Survey to know the status of plots
According to an official, the Tripura government has begun an in-depth survey to determine the status of plots transferred between the people of the State and erstwhile East Pakistan before and after the 1947 partition.
Partition of 1947
India’s partition in 1947 was a historic moment in South Asian history. It resulted in the partition of British India into two sovereign nations, India and Pakistan. The split was built on religious lines, with India being primarily Hindu and Pakistan established as a separate nation for Muslims.
What is the background behind the partition of 1947?

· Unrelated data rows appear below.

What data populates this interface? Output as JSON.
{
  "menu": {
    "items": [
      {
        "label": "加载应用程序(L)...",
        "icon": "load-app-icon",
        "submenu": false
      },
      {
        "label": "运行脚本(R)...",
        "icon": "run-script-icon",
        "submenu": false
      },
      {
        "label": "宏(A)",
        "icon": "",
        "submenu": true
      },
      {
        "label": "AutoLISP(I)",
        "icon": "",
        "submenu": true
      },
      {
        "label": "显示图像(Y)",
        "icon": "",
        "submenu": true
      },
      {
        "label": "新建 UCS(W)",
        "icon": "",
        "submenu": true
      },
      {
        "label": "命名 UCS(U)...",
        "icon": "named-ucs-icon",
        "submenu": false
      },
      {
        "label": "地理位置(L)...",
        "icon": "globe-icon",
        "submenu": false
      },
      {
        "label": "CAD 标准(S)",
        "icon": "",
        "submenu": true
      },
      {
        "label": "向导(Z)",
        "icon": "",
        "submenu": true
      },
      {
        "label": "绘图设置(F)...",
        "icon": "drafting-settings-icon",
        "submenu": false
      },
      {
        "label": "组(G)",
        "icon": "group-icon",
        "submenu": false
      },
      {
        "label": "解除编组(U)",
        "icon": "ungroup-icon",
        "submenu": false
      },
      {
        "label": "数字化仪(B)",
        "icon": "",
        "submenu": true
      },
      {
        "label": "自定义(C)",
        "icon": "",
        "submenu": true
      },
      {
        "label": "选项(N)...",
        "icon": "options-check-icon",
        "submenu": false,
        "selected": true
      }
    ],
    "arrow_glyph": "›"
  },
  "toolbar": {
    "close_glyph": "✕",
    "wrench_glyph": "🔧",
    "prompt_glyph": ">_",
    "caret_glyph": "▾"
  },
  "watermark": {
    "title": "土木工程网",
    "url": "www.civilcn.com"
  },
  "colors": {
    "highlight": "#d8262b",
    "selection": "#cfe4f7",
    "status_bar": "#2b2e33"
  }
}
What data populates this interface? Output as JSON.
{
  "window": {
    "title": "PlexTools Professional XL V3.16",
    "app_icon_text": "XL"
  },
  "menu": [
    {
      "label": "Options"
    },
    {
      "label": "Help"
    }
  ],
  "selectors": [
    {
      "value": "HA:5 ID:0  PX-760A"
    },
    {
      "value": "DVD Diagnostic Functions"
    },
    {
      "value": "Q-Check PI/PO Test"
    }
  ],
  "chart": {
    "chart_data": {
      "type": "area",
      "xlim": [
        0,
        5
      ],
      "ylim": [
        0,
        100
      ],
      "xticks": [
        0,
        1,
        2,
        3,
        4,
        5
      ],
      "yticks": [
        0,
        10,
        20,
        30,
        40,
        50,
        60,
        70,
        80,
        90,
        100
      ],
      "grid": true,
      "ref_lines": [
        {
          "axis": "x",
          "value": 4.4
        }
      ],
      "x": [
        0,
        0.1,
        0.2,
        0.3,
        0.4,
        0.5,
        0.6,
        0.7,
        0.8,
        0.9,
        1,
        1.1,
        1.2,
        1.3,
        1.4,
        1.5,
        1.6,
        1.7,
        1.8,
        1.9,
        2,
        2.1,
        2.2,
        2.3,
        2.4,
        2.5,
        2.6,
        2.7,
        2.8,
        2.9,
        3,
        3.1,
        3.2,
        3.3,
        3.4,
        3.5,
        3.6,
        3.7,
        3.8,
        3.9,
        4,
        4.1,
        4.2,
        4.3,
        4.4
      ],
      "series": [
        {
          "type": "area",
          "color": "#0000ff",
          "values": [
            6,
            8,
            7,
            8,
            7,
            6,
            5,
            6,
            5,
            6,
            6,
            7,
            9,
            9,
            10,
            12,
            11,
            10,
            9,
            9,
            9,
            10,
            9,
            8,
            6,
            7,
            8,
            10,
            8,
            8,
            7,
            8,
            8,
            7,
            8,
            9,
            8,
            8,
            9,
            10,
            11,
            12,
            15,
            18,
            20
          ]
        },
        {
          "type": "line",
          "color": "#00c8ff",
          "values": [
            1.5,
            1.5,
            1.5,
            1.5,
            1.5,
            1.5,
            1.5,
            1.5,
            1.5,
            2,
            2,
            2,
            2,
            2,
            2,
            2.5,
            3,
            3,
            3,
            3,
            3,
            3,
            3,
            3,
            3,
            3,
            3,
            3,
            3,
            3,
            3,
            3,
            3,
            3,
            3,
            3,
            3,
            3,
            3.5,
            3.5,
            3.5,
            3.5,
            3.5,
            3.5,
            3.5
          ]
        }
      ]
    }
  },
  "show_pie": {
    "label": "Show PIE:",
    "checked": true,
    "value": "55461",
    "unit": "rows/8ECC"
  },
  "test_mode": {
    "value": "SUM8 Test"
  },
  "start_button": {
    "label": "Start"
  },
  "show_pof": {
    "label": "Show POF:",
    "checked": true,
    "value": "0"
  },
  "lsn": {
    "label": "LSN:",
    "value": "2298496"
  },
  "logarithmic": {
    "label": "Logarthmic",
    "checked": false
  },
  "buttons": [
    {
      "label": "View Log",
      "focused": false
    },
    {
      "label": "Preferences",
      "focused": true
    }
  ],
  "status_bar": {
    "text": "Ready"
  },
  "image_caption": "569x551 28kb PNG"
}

- British Colonialism: British colonial power in India lasted nearly two centuries, beginning with the creation of the East India Company in the early 17th century. India had become the British Empire’s “crown jewel” by the mid-nineteenth century.
- Indian National Movement: The Indian National Congress and other political movements campaigning for self-rule and independence rose to prominence in the late nineteenth and early twentieth centuries. Leaders such as Mahatma Gandhi, Jawaharlal Nehru, and others were instrumental in the fight for Indian independence.
- World War II and British Weakness: World War II devastated the British economy and military capabilities. The Indian National Congress wanted concessions for Indian self-rule in exchange for its assistance during the war. The British response, however, was the Quit India Movement, which resulted in the arrest of Congress leaders.
- The demand of the Muslim League for Pakistan: The All-India Muslim League, led by Muhammad Ali Jinnah, advocated for a distinct Muslim homeland known as Pakistan. Jinnah contended that Muslims and Hindus belonged to independent nations with distinct religious, social, and cultural identities.
- Cabinet Mission Strategy (1946): In 1946, the British government dispatched a Cabinet Mission to offer a proposal for a united India with decentralized governance. It proposed forming a confederation of provinces and organizations with significant autonomy. The plan, however, was not widely approved.
- Direct Action Day (1946): Jinnah declared Direct Action Day in August 1946, sparking communal riots and violence in Calcutta (now Kolkata) and elsewhere. The occurrence exacerbated religious tensions between Hindus and Muslims.
- Radcliffe Line and Mountbatten Plan: Lord Louis Mountbatten, the final Viceroy of India, advocated partitioning British India into two sovereign republics in 1947. The proposal included drawing the Radcliffe Line to demarcate India’s and Pakistan’s borders.
- Violence and Mass Migration: The announcement of the partition plan triggered widespread communal violence, riots, and mass migration. Millions of Hindus, Muslims, and Sikhs were displaced, leading to one of the largest forced migrations in history.
What is the intention of the survey conducted by the Tripura Government?
- Land Exchange Evaluation: The survey aims to analyze the status of land plots that were mutually transferred between persons in Tripura and East Pakistan during the time surrounding the 1947 partition.
- Unregistered Plot Identification: One of the survey’s primary goals is to discover plots of land that have been transferred but not registered. Many persons who moved during that time may have failed to register their properties for a variety of reasons, including a lack of awareness and administrative infrastructure.
- Compilation of a List: The survey’s goal is to establish a list of unregistered plots in Tripura that were part of previous land transactions. This list is likely to include information such as plot location and individual names involved in the exchanges.
- Central Government Submission: When the list is complete, it will be submitted to the central government for further action. This demonstrates the Tripura Government’s willingness to address past concerns concerning property swaps and to seek direction or orders from central authorities.
- Compliance with Directives of the Ministry of Home Affairs: The survey intends to follow any directions or recommendations issued by the Ministry of Home Affairs, India’s central government ministry in charge of internal affairs.